History


The town was first mentioned in 1329. The Teutonic Knights built a wooden outpost by a forest near the Prussian village of Rast, and they called it Rastenburg. It was most probably situated on a hill overlooking the Guber River, in the same place where half a century later the fortified St. George’s Church was erected. The Church still stands today. This outpost and the people who manned it were to defend this part of the monastic state from the many Lithuanian invasions; it was also a meeting point for crusading armies heading for Lithuania. The outpost was conquered and burned to the ground by Lithuanian forces twice (on November 3rd, 1345 by the army of Prince Olgierd and Kiejstut, and on February 22nd, 1347), yet it was rebuilt each time. The number of dwellers in the nearby village began to grow. On November 11th, 1357, the Balga Commander, Johan Schindekopf, granted location privileges based on the Chełmno law. It was probably then that the construction of a stone castle began; it was situated at the south-eastern corner of the town walls.

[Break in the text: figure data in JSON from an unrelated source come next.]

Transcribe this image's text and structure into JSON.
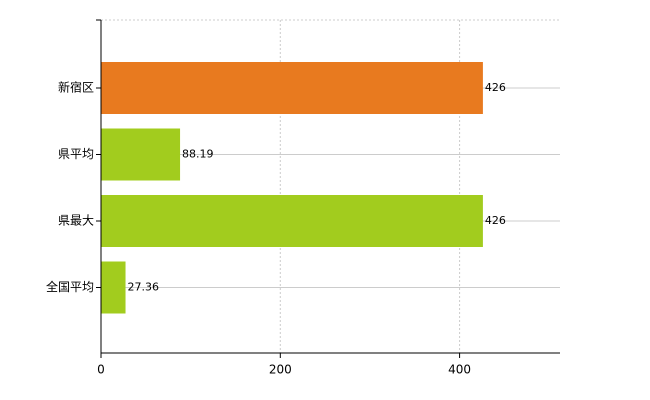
{
  "chart_data": {
    "type": "bar",
    "orientation": "horizontal",
    "categories": [
      "新宿区",
      "県平均",
      "県最大",
      "全国平均"
    ],
    "values": [
      426,
      88.19,
      426,
      27.36
    ],
    "colors": [
      "#e87a1f",
      "#a2cc1e",
      "#a2cc1e",
      "#a2cc1e"
    ],
    "xlim": [
      0,
      512
    ],
    "xticks": [
      0,
      200,
      400
    ],
    "grid": true
  }
}
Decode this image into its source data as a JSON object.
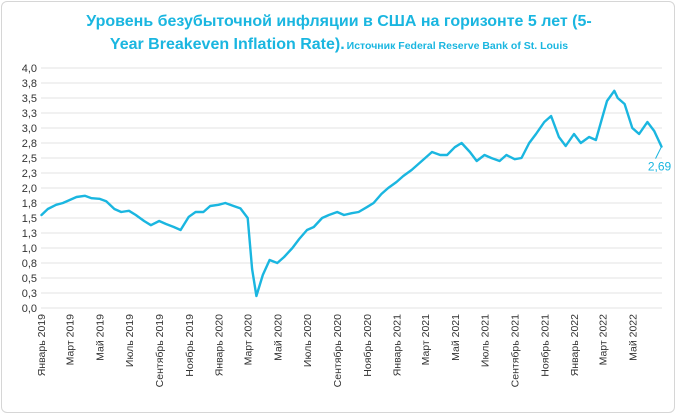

In the 15th century, the people of Rastenburg rebelled against the monastic rule on several occasions. In 1410 the Knight Johart and the Mayor Barddyne surrendered the town to the King of Poland. In 1440 Rastenburg was one of the founders of the Prussian Union. In 1454 rebellious townsmen took the castle, and the Teutonic Procurator, Wolfgang Sauer, was drowned in the mill pond. After the Order was secularised in 1525, the town’s century of greatness began. It ended due to many epidemics (in 1625 2,500 people died in and around the town as a result of the epidemics) and due to the outbreak of the 1st Polish-Swedish war. Subsequent wars and epidemics led to the fall of the town. Rastenburg had to wait until the mid-19th century for a new chapter in its development. The town gained a railway connection with larger towns in the Province, at a time when many new industrial estates and public institutions were being founded. The next crisis was brought about by the outbreak of the World War 1, and lasted until the 1930s. At the end of January 1945, after the town was occupied by the Russian army, the castle and most of the old town were burned down.

There is a legend connected with the history behind the coat of arms of Kętrzyn:
A bear lived in the local forest and was a nuisance to the inhabitants, even causing damage near the town. No wonder the inhabitants decided to kill this dangerous beast. They organised a hunt and wounded the bear during the chase. However, the wound was not fatal and the bear ran and hid in some thick woods. However, it lacked enough strength to get out and it was killed there.
German maps mark a hill near Zalesie Kętrzyńskie as being the site of this killing.